Ever since Schrodinger, Planck, Bohr et al were bashing out the principles of the first quantum theory, there has been a significant disconnection between the everyday world of our busy macroscopic lives and the dualistic world of sub-atomic particles and probability waves. Pots and pans, trees and lumberjacks, cats and dogs...all macroscopic, "solid" and existing, it seems as an obvious reality, no duality, no wave-like mystery. Even the waves on the sea, are somehow tangible, the bobbing up and down of bulk water.

But, the sub-atomic world is different. We thought. It exists in an entirely otherworldly realm where a single particle is neither wave nor solid until it is observed, where electrons can interfere with each other even when they pass through one of two slits individually. Where particles can tunnel through barriers as if the barrier were not there. This world certainly impinges on the macroscopic world through microelectronics and other systems that rely on quantum phenomena for their operation.

However, there is a strong feeling that the real world is somehow separate from the quantum world. It's at the other end of the scale of the cosmological, where we perceive the vast times and distances between our pale blue dot and the space that were think of as "outer". There is new evidence though that just as the Earth is not somehow separate from the cosmos and we really are the dust of ancient stellar outbursts, so too, the quantum particles that seem to skip in and out of existence on a whim and are neither here nor there but nowhere or now here at the same time, are part of the macroscopic world.

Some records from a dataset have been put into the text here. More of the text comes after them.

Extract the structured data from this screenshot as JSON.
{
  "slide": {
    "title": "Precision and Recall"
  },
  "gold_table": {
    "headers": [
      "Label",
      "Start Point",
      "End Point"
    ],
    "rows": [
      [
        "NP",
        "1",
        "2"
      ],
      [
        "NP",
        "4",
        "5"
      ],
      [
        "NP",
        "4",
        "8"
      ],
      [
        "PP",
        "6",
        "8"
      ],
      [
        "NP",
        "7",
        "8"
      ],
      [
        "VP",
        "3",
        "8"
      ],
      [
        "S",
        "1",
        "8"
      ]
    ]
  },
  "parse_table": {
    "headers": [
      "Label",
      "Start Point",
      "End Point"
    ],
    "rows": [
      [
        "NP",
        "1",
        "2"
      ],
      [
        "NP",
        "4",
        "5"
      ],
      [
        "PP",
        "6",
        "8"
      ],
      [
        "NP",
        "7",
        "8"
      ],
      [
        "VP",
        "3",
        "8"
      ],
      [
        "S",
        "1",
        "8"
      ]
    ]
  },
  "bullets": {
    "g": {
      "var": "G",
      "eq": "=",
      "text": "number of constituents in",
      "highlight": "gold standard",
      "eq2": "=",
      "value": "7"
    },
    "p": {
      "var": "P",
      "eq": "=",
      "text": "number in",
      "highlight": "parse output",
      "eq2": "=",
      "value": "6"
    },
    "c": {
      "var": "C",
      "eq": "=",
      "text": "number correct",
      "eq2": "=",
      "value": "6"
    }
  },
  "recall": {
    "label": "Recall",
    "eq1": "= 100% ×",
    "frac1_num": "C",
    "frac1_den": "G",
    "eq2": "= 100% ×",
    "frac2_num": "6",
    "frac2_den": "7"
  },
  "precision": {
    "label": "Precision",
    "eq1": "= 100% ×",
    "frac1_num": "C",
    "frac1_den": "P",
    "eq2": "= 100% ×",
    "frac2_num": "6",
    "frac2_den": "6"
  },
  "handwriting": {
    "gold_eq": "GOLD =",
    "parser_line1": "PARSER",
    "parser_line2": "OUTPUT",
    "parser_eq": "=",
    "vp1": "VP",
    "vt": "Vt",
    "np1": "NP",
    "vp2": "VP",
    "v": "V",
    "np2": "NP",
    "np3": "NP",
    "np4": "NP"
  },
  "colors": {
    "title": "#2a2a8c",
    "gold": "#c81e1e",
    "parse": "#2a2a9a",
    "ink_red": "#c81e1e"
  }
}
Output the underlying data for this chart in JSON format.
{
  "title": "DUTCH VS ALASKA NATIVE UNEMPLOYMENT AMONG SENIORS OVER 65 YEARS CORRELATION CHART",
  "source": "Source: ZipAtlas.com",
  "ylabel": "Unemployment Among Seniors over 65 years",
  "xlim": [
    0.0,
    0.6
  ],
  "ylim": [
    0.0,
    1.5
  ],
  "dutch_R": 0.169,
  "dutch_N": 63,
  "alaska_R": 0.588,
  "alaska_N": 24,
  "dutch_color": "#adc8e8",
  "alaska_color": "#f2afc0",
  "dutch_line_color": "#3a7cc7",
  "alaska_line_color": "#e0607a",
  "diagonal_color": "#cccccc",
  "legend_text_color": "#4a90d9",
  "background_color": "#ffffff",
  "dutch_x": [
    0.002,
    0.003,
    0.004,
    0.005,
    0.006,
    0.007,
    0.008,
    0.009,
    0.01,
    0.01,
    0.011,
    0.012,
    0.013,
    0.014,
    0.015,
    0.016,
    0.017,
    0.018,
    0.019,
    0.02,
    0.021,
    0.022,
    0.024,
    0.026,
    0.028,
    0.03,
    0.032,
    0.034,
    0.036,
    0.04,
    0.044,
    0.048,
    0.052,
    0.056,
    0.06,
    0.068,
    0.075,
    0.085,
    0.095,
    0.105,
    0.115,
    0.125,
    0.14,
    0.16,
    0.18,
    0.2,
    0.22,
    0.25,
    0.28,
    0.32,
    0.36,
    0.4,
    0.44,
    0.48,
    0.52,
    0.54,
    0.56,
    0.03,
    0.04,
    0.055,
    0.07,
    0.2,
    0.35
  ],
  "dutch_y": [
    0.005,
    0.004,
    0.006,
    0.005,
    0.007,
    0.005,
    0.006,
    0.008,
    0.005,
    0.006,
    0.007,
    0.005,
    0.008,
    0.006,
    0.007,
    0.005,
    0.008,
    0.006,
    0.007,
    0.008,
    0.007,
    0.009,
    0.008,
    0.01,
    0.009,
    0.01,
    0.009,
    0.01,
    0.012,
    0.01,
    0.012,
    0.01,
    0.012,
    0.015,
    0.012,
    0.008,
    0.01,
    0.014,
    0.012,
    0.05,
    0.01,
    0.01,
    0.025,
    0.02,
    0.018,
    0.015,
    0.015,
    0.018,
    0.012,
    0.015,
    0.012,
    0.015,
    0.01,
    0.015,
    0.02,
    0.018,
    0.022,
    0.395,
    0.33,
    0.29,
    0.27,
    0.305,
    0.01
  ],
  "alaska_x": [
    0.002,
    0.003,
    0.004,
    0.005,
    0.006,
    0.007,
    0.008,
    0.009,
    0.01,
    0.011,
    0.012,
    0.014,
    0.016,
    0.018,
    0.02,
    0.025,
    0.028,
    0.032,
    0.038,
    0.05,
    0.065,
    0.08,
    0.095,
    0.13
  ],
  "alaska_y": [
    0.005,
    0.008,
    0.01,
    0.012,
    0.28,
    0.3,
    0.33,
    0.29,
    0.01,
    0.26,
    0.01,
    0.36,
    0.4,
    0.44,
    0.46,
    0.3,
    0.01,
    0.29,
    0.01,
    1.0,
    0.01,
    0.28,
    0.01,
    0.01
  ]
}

According to research discussed in this month's Physics World, for the past eight years, two French researchers have been bouncing droplets around a vibrating oil bath and observing their unique behavior and this unique behavior, it turns out, is not quite unique, but provides what could be the first evidence that quantum behavior occurs at the macroscopic level.

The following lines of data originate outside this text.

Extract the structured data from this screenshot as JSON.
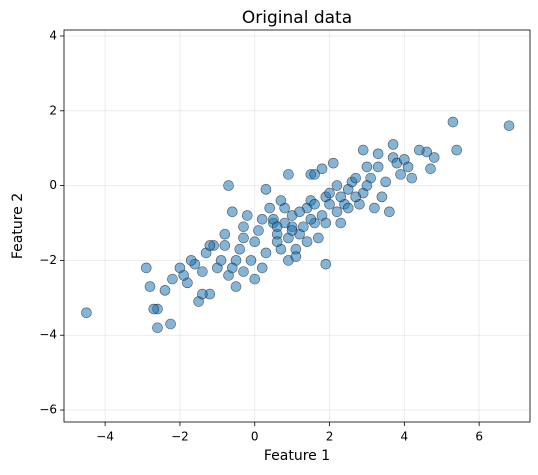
{
  "chart_data": {
    "type": "scatter",
    "title": "Original data",
    "xlabel": "Feature 1",
    "ylabel": "Feature 2",
    "xlim": [
      -5.1,
      7.36
    ],
    "ylim": [
      -6.32,
      4.16
    ],
    "xticks": [
      {
        "value": -4,
        "label": "−4"
      },
      {
        "value": -2,
        "label": "−2"
      },
      0,
      2,
      4,
      6
    ],
    "yticks": [
      {
        "value": -6,
        "label": "−6"
      },
      {
        "value": -4,
        "label": "−4"
      },
      {
        "value": -2,
        "label": "−2"
      },
      0,
      2,
      4
    ],
    "grid": true,
    "series": [
      {
        "color": "#1f77b4",
        "x": [
          -4.5,
          6.8,
          5.3,
          5.4,
          4.6,
          4.4,
          4.8,
          4.7,
          3.7,
          3.7,
          3.3,
          2.9,
          2.1,
          1.8,
          0.3,
          -0.7,
          0.9,
          1.5,
          -2.6,
          -2.25,
          -2.6,
          -1.5,
          -1.2,
          -2.8,
          -2.9,
          -2.2,
          -2.4,
          -2.0,
          -1.8,
          -1.6,
          -1.3,
          -1.0,
          -0.8,
          -0.5,
          -0.3,
          0.0,
          0.2,
          0.5,
          0.7,
          1.0,
          1.2,
          1.4,
          1.6,
          1.9,
          2.2,
          2.5,
          2.8,
          3.1,
          3.4,
          3.9,
          4.1,
          -1.1,
          -0.9,
          -0.6,
          -0.4,
          -0.2,
          0.1,
          0.3,
          0.6,
          0.8,
          1.1,
          1.3,
          1.5,
          1.7,
          2.0,
          2.3,
          2.6,
          2.9,
          3.2,
          3.5,
          3.8,
          4.2,
          -1.4,
          -0.7,
          -0.1,
          0.4,
          0.9,
          1.4,
          1.9,
          2.4,
          2.7,
          3.0,
          3.6,
          -0.5,
          0.0,
          0.5,
          1.0,
          1.5,
          2.0,
          2.5,
          3.0,
          0.6,
          1.2,
          1.8,
          2.2,
          -0.3,
          0.2,
          0.8,
          1.6,
          -1.9,
          -1.7,
          -1.2,
          -0.8,
          0.7,
          1.1,
          -0.6,
          -2.7,
          -1.4,
          0.9,
          1.0,
          1.9,
          2.7,
          3.3,
          4.0,
          -0.3,
          0.6,
          2.3,
          1.6
        ],
        "values": [
          -3.4,
          1.6,
          1.7,
          0.95,
          0.9,
          0.95,
          0.75,
          0.45,
          1.1,
          0.75,
          0.85,
          0.95,
          0.6,
          0.45,
          -0.1,
          0.0,
          0.3,
          0.3,
          -3.8,
          -3.7,
          -3.3,
          -3.1,
          -2.9,
          -2.7,
          -2.2,
          -2.5,
          -2.8,
          -2.2,
          -2.6,
          -2.1,
          -1.8,
          -2.2,
          -1.6,
          -2.0,
          -1.1,
          -1.5,
          -2.2,
          -1.0,
          -1.7,
          -0.8,
          -1.3,
          -0.6,
          -1.0,
          -0.3,
          -0.7,
          -0.1,
          -0.5,
          0.2,
          -0.3,
          0.3,
          0.5,
          -1.6,
          -2.0,
          -0.7,
          -1.7,
          -0.8,
          -1.2,
          -1.8,
          -1.3,
          -0.6,
          -1.7,
          -1.1,
          -0.4,
          -1.4,
          -0.5,
          -1.0,
          0.1,
          -0.2,
          -0.6,
          0.1,
          0.6,
          0.2,
          -2.3,
          -2.4,
          -2.0,
          -0.6,
          -2.0,
          -1.5,
          -2.1,
          -0.5,
          -0.3,
          0.5,
          -0.7,
          -2.7,
          -2.5,
          -0.9,
          -1.1,
          -0.9,
          -0.2,
          -0.6,
          0.0,
          -1.5,
          -0.7,
          -0.8,
          0.0,
          -1.4,
          -0.9,
          -1.0,
          0.3,
          -2.4,
          -2.0,
          -1.6,
          -1.3,
          -0.4,
          -1.9,
          -2.2,
          -3.3,
          -2.9,
          -1.4,
          -1.2,
          -1.0,
          0.2,
          0.5,
          0.7,
          -2.3,
          -1.1,
          -0.3,
          -0.5
        ]
      }
    ]
  }
}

It was French physicist Louis de Broglie, who, in 1926, described the duality of wave and particle at the quantum level, the idea of a wavicle being a nasty neologism no one really wanted anyone to have coined, but there it is. It was thought such an entity would be restricted to the sub-atomic, but then in 2005, Yves Couder and Emmanuel Fort demonstrated that oil droplets released on to the surface of a vibrating oil bath can bounce up and down and instead of becoming immersed in the liquid maintain their droplet state but generate a series of waves beneath them. The pair found that changing the amplitude of the vibrations could set the droplets surfing on the crest of the waves so that they could bounce them around the oil bath.

These wave-droplets - or "walkers" as the researchers called them - definitely hinted at wave-particle duality in the everyday world. The waves would not be manifest if the droplets were not the there and yet the droplets would not move without the waves, the droplet and the wave it creates are thus one and the same. Couder and Fort have apparently demonstrated the archetypal quantum phenomenon - interference in an analogue of Young’s double-slit experiment.

However, there are skeptics and one area in which the walkers are out of step with the idea of macroscopic quantum effects is in entanglement.

The team is yet to show how once coupled and then physically separated walkers can remain intricately linked through a quantum effect.

Fundamentally, the dimensions accessible to the walker system is limited to the surface of the oil bath and many physicists seem reluctant to accept that the oil bath is somehow displaying quantum behavior if it cannot make manifest this central phenomenon of the modern theory.